Wednesday, 30 September 2015

Skinny Shaming

We have all heard of fat shaming.  We know that it is wrong, and most of us have no tolerance for it.  There is no argument about whether or not fat shaming is wrong, and we applaud women of a larger stature for being proud in their own skin.  We celebrate that confidence.  But when it comes to skinny shaming, I feel that people are very much the opposite.  You might argue that there is no such thing as skinny shaming, because they should just be happy with how they look.  But why is one ok and the other is not.  NO WOMAN, large or small, should be made to feel ashamed in her own skin, especially not by other women. 

I myself am guilty of skinny shaming, without even being aware of it.  I have always been against skinny shaming, and have celebrated women of all shapes and sizes.  But being a larger girl myself, I have been known to playfully call my thinner friends “skinny”.  I do this as a compliment, because for me, I would LOVE to look the way they do.  But I have learned that these comments are not always taken in such a way. 
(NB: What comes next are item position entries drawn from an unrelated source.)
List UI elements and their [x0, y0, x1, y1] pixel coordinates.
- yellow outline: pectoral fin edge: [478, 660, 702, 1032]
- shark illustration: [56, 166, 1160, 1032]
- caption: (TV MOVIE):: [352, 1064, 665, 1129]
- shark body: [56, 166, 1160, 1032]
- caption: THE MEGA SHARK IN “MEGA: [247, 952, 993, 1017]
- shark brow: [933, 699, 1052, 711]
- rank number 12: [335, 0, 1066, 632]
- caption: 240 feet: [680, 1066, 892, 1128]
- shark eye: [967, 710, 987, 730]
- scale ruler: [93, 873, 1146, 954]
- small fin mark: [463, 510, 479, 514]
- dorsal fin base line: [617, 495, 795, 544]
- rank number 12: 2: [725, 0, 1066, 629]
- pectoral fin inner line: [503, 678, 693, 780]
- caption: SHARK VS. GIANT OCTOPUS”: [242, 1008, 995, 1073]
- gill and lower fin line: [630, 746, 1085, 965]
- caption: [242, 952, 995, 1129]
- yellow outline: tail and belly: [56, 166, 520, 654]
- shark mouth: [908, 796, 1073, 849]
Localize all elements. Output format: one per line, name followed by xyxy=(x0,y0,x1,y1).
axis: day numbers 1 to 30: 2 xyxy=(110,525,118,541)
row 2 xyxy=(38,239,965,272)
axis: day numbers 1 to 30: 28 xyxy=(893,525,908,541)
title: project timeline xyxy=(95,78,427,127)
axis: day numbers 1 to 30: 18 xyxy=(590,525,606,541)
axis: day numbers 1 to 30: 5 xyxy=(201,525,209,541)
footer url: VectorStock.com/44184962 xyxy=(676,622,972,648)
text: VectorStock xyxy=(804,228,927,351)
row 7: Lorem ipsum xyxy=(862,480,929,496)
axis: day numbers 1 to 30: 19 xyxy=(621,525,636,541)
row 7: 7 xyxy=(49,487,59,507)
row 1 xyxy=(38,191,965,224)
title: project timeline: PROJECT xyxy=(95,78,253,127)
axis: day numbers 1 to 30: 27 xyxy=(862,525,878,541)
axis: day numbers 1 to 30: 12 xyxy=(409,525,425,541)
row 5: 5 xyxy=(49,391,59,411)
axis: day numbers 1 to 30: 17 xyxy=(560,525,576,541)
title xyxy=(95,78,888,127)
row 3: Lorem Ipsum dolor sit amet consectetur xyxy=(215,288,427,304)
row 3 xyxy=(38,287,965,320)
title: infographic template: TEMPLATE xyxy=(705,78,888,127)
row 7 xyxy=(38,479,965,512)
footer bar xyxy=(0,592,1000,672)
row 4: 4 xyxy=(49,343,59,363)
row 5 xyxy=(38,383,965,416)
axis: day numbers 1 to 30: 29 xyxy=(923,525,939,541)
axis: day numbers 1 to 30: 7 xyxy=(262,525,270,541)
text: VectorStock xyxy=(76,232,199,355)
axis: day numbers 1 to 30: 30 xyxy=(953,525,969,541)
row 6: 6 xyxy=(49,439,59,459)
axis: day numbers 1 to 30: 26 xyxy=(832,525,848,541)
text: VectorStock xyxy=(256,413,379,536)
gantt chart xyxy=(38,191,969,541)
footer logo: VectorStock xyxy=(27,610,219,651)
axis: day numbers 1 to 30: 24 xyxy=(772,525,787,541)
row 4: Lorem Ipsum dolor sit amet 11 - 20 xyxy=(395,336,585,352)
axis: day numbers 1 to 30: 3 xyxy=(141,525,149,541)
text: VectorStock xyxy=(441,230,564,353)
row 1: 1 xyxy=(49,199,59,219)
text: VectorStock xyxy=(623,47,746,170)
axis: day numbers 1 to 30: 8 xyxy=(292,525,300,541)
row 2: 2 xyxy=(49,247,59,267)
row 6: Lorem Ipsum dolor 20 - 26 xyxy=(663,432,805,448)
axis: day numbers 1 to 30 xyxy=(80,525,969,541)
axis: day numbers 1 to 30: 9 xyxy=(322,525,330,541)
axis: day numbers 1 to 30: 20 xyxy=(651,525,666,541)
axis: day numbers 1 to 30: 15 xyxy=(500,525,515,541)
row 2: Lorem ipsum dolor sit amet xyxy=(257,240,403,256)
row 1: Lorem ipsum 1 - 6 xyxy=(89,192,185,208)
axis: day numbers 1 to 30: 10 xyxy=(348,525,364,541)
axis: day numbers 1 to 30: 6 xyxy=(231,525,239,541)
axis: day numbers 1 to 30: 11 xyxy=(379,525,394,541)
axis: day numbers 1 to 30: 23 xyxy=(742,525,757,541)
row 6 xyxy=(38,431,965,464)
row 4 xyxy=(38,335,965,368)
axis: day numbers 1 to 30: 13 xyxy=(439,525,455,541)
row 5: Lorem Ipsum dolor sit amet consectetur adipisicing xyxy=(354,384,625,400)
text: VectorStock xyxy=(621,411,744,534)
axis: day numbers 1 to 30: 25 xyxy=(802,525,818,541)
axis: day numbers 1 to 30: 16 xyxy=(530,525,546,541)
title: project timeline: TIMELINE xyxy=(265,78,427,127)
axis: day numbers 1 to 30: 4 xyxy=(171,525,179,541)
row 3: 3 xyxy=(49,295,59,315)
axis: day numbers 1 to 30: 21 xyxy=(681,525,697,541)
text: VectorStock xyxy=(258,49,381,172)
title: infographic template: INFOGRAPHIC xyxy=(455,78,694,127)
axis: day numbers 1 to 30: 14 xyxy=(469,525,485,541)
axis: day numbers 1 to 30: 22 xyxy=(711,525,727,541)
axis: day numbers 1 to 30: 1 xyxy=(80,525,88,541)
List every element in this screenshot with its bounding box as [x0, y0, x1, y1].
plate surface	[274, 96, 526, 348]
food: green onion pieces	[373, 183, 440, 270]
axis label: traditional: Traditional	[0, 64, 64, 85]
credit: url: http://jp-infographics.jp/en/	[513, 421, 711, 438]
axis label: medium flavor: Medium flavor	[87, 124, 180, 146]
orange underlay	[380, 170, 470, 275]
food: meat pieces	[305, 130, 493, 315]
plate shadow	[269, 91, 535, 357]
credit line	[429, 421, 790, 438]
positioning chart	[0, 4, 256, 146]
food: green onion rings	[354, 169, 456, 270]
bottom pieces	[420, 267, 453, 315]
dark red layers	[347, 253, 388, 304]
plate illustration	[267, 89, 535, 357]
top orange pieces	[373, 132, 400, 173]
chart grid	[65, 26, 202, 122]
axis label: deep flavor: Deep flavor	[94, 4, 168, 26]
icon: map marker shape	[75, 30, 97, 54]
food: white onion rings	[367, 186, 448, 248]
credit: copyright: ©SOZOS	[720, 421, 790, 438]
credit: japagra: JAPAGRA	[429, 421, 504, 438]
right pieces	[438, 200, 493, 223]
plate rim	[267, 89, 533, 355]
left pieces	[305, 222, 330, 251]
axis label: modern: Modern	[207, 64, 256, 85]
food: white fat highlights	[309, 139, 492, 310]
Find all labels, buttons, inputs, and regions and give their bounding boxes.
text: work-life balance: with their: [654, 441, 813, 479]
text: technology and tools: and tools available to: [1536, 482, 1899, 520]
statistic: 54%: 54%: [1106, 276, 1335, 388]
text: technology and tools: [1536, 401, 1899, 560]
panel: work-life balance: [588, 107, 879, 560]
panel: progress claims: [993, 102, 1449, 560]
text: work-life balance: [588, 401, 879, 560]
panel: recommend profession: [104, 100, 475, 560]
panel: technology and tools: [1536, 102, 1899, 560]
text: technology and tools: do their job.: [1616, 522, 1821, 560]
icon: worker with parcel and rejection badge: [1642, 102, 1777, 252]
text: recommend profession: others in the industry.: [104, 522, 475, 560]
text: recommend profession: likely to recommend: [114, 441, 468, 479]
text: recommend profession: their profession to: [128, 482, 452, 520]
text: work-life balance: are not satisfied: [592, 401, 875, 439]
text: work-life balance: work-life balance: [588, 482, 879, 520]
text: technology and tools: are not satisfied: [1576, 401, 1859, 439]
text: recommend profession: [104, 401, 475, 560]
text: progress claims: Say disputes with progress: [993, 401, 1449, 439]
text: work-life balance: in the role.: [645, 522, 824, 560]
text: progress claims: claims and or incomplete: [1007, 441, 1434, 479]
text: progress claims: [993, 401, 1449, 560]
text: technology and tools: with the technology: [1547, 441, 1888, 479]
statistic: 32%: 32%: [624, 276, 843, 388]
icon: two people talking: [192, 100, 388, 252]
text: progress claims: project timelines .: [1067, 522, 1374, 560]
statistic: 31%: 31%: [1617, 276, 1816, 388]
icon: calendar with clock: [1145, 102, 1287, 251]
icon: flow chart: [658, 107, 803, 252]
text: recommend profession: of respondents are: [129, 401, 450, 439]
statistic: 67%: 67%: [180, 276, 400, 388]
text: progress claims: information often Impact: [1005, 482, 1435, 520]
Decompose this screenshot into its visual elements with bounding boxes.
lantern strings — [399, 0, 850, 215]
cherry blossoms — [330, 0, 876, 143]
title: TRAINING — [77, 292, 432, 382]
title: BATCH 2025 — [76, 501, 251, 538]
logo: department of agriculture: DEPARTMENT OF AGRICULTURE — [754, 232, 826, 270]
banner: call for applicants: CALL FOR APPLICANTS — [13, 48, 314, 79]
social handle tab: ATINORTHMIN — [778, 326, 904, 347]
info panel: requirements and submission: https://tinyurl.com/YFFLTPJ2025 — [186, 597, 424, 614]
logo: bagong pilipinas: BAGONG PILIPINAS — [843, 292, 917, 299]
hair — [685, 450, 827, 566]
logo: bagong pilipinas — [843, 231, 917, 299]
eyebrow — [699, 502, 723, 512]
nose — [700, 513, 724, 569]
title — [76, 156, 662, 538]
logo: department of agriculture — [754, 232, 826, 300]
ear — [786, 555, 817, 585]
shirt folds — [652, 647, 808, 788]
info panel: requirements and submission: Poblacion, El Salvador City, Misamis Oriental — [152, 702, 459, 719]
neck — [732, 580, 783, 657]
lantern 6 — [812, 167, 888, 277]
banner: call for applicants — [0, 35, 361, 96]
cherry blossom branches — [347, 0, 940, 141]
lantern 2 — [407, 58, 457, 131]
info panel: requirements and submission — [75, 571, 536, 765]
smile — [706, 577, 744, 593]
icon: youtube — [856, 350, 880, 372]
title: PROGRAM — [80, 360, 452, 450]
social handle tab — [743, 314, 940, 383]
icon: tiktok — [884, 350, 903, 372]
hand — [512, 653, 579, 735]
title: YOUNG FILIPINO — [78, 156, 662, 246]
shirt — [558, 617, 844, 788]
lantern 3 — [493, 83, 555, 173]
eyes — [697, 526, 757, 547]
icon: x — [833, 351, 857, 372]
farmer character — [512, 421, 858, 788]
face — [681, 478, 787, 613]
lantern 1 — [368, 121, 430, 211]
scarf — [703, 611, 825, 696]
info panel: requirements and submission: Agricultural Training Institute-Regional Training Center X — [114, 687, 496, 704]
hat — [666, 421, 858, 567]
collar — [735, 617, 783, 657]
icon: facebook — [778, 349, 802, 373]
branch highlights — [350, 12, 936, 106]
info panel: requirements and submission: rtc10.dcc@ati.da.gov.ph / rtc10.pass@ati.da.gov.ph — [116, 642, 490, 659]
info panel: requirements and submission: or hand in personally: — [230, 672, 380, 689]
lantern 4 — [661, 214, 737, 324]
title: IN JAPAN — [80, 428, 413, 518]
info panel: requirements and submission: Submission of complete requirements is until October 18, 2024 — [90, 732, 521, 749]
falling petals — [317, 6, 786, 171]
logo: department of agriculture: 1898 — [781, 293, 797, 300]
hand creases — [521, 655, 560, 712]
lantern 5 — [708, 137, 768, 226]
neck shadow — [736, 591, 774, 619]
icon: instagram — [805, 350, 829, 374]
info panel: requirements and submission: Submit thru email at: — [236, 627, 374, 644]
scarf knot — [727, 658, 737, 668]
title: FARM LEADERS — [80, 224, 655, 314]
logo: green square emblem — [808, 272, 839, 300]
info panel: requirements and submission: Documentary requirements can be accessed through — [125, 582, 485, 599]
I have a gorgeous friend, who has an amazing figure.  She could be a model if she wanted to be, every picture of her looks like an image that should be on the front of a CD cover.  I look at her and I just assume that she is full of confidence.  Why wouldn’t she be?  She’s stunning.  But she’s not full of confidence.  In the time that I’ve known her, I couldn’t tell you the amount of times I’ve seen her get upset because of something that someone has said to her about her weight.  People have told her she needs to eat more (may I add that she eats like a horse), people have told her that she looks like a heroin addict and people (like me) continually call her skinny.  None of these things are ok.  If I told you that someone told me that I needed to eat less because I was too fat, you would agree that that person was an insensitive D-bag.   But why is one ok, and the other is not.

We celebrate singers like Megan Trainor and Nicki Minaj because they are empowering us to be confident in our bodies.  But they are not; they are skinny shaming women for not having curves.  “I’m bringing booty back, go ‘head and tell them skinny b****es that,” shockingly those are lyrics from Trainor and not from Minaj, I won’t even begin to quote her.  If you replaced the word “skinny” with “fat” there would be uproar, and she would be wildly discredited.  But when it’s skinny shaming, we celebrate it because she’s empowering us.

She’s not.  We should be celebrating women of all size.  We should be empowering each other and celebrate that we are all so different.  That’s what makes life interesting.  It doesn’t make a man shallow for being attracted to a more slender woman, just like it doesn’t make him any less shallow for being attracted to a woman with curves.  We are all beautiful in our own way, and hopefully there will always be someone out there that will be attracted to us, but none of that matters if you don’t absolutely love yourself.  We need to empower each other to love ourselves, not body shame and put down, in order to build ourselves up.


I am not writing this to put blame on anyone.  Like I have said, I have been guilty of this in the past.  But knowledge is power, and when I know better I do better.  I know the effect words can have on people.  We need to think not about how we mean for things to be taken, but about how they are received by the people we are saying them to.  We all have the power to build up or tear down, if we build each other up; think of how strong we could be.  Stop body shaming of any kind, and celebrate our differences, they are beautiful.